Up around 7:30 this morning, and did a treadmill session and weights exercises after breakfast. I didn't immediately shower and dress afterward, as I usually do, because I got a call from the Caring Hands Hospice coordinator, who wanted to confirm that we are to meet Thursday at a local nursing home to make greeting cards.
She also wanted to make sure I would bring all the needed supplies, since she doesn't have any. I told her I would do this and asked how many residents of the home we would be working with. She didn't know and said she'd call the activities director to find out and then return a call to me.
Since Hubbie was out running errands, I felt I needed to stay close to the land line until the coordinator called back. I should have given her my cell phone number, but I didn't think of it. Anyway, while I waited, I began putting greeting card kits together for the residents. I'm not sure they are up to trying to plan cards on their own, choosing from a dizzying array of papers, stickers, etc. So I cut and folded cards, cut background papers, and added elements, insert papers, and envelopes to individual packets that folks can choose from. Each packet has everything a person will need to create a card.

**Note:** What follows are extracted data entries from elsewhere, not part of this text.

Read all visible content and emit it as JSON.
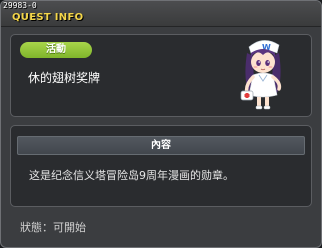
{
  "window": {
    "id": "29983-0",
    "title": "QUEST INFO"
  },
  "quest": {
    "category": "活動",
    "name": "休的翅树奖牌",
    "npc_icon": "nurse-girl-npc-portrait"
  },
  "content": {
    "header": "內容",
    "text": "这是纪念信义塔冒险岛9周年漫画的勋章。"
  },
  "status": {
    "label": "狀態",
    "value": "可開始",
    "text": "狀態：可開始"
  },
  "colors": {
    "title": "#f4d64a",
    "badge": "#8cc334",
    "panel": "#2a2c2f",
    "window": "#3b3d40"
  }
}
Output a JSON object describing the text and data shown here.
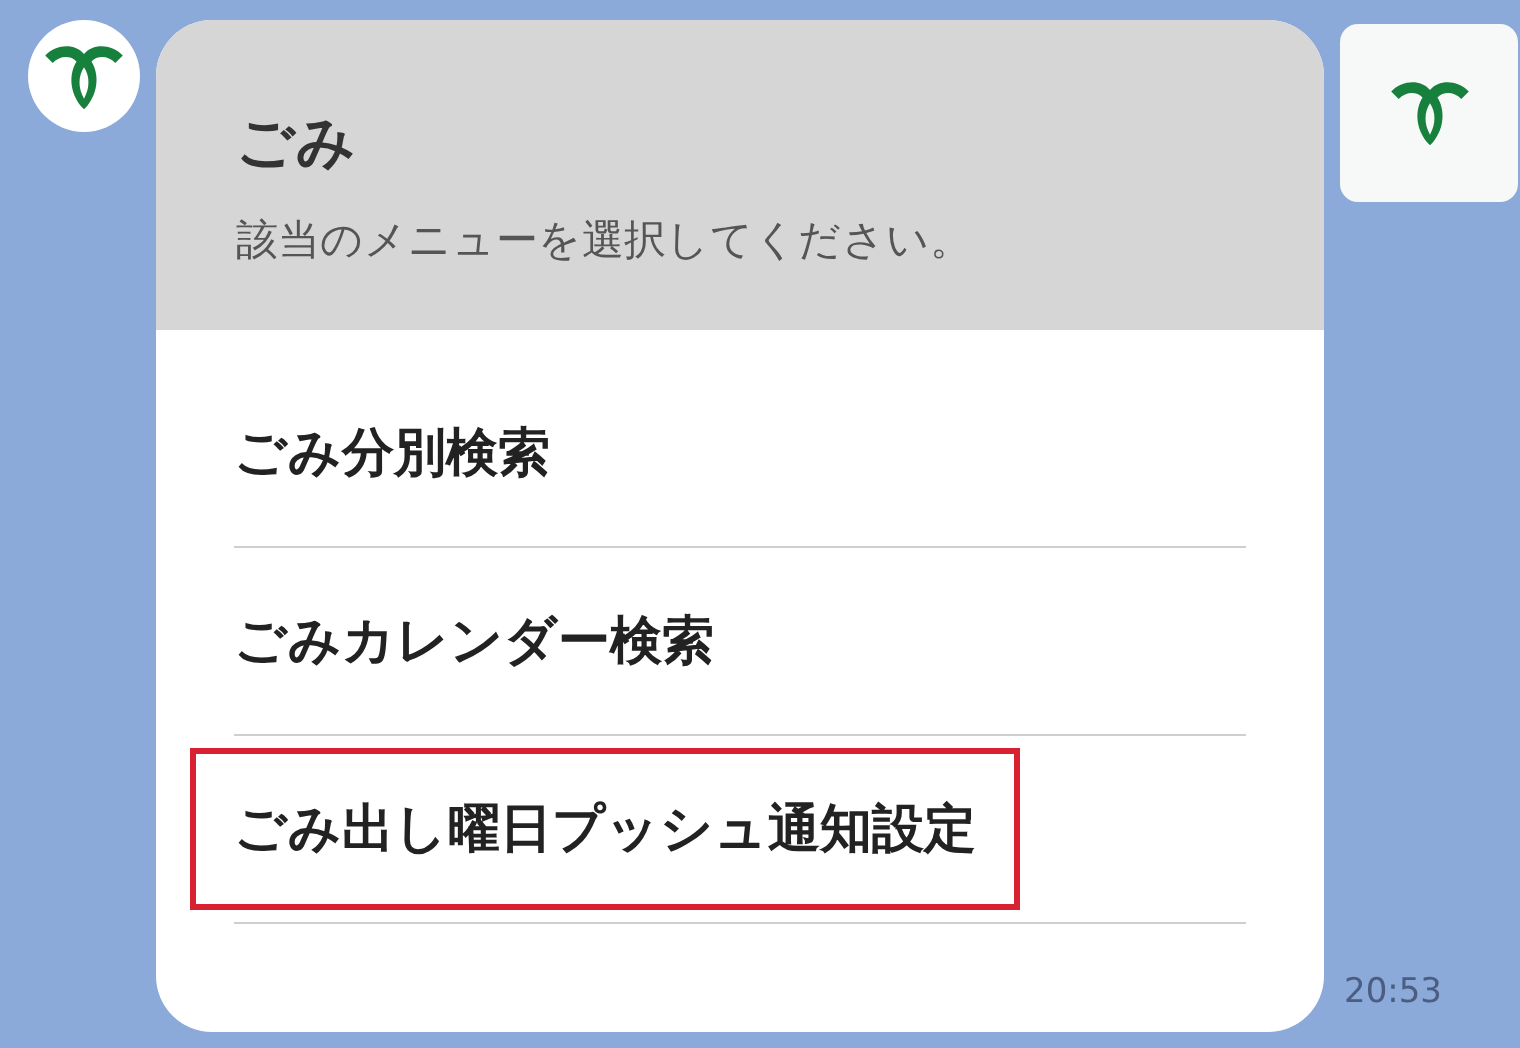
{
  "header": {
    "title": "ごみ",
    "subtitle": "該当のメニューを選択してください。"
  },
  "menu_items": [
    {
      "label": "ごみ分別検索",
      "highlighted": false
    },
    {
      "label": "ごみカレンダー検索",
      "highlighted": false
    },
    {
      "label": "ごみ出し曜日プッシュ通知設定",
      "highlighted": true
    }
  ],
  "timestamp": "20:53"
}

Later, the Caring Hands Coordinator called back to say that we can expect anywhere from a half dozen to 20 folks at the card making session...way more than I expected.
By this time, we had eaten lunch, and I'd made several packets, but I still hadn't showered and dressed. Finally, around 2 p.m., I got ready for the day, and then continued working on card making packets.
I ran out of steam by 4 p.m., after having put together a dozen packets. Mother tires so easily that she wasn't able to contribute much to the project. With my help, she did create a card, though.
Today, I decided to cut designs from calendars that a friend gave me to use as backgrounds for the card packets. I also used wallpaper samples for backgrounds. I punched decorative edges on some cards, and used rubber stamps on others.
Maybe I'll have time after water aerobics tomorrow morning to complete a few more packets, but I don't know if I can get 20 of them put together before Thursday afternoon.
This afternoon, too, I got an e-mail from the arts council director asking me to snap photos sometime this week during a Shakespeare workshop for kids. I advised her that the only free time I have is Friday afternoon, and maybe Friday evening during a performance by the kids.
I expected this week to be a little more relaxed than the past few have been, but it's queuing up to be every bit as busy! I laughed the other day when Hubbie's daughter commented that she can't wait to get to retirement age, so she'll have more leisure time. It's true that I can now choose my activities, but sometimes I think I'm busier now than when I worked.
Around 4 p.m., Mother put potatoes in the oven to bake, and cut up patty pan and yellow squashes to saute' with green onions, celery, and spices. She likes to cut up veggies, because it's an activity she can do sitting down.
The meal plan was to have these veggies with the leftover beans. But we were seated at the table before I realized that Mother had forgotten to get the beans out to heat. It was my fault, since I hadn't written the menu down for her. Even though we'd discussed the meal menu just an hour earlier, short term memory prevented her from remembering all of it. No problem...it took me only a few minutes to whisk the beans out of the frige and heat them.
Mother went home after supper, and Hubbie and I settled in front of TV. Tonight, we watched the 2009 movie, "Call of the Wild," starring Christopher Lloyd, Timothy Bottoms, and Veronica Cartwright. In Montana, a girl from the big city goes to stay with her grandfather. While there, a wounded wolf-dog finds it way to the grandfather's Montana farm. The vet wants to put the dog down, but the girl insists on keeping it. She attracts the attention of an evil stranger, though, who insists the dog is his. To settle the argument, the local sheriff suggests a dogsled race, the winner of which will claim the dog-wolf.
This is a story within a story: as the relationship of the girl and wolf-dog unfolds, the grandfather reads the classic Jack London book, "Call of the Wild," to the girl each night at bedtime.
Funny: today, Hubbie got a short note from his daughter who'd visited last Saturday. A sticky note sheet was inside a thank you card I'd made for her a couple of years ago. Knowing that we make cards for Caring Hands, she suggested I should recycle this card. It was a thoughtful gesture, but as the card lay on the table, I happened to notice that I'd spelled "Thanks," as "Thaks." Obviously, no one, including Daughter, noticed it, because I'd used leftover sticker letters of different sizes, placed this way and that, to form the word on a tag. "Thak you, thak you, thak you," Hubbie said, and we all cracked up laughing.
I did re-use the card by peeling the tag away from the fall-colors plaid background, and replacing it with a tag that says "Just a Note." A piece of jute through the hole in the tag, and big dark buttons glued to the background makes the card suitably masculine. I try to make several masculine cards, since the ladies who gather for sessions seem to make mostly feminine ones.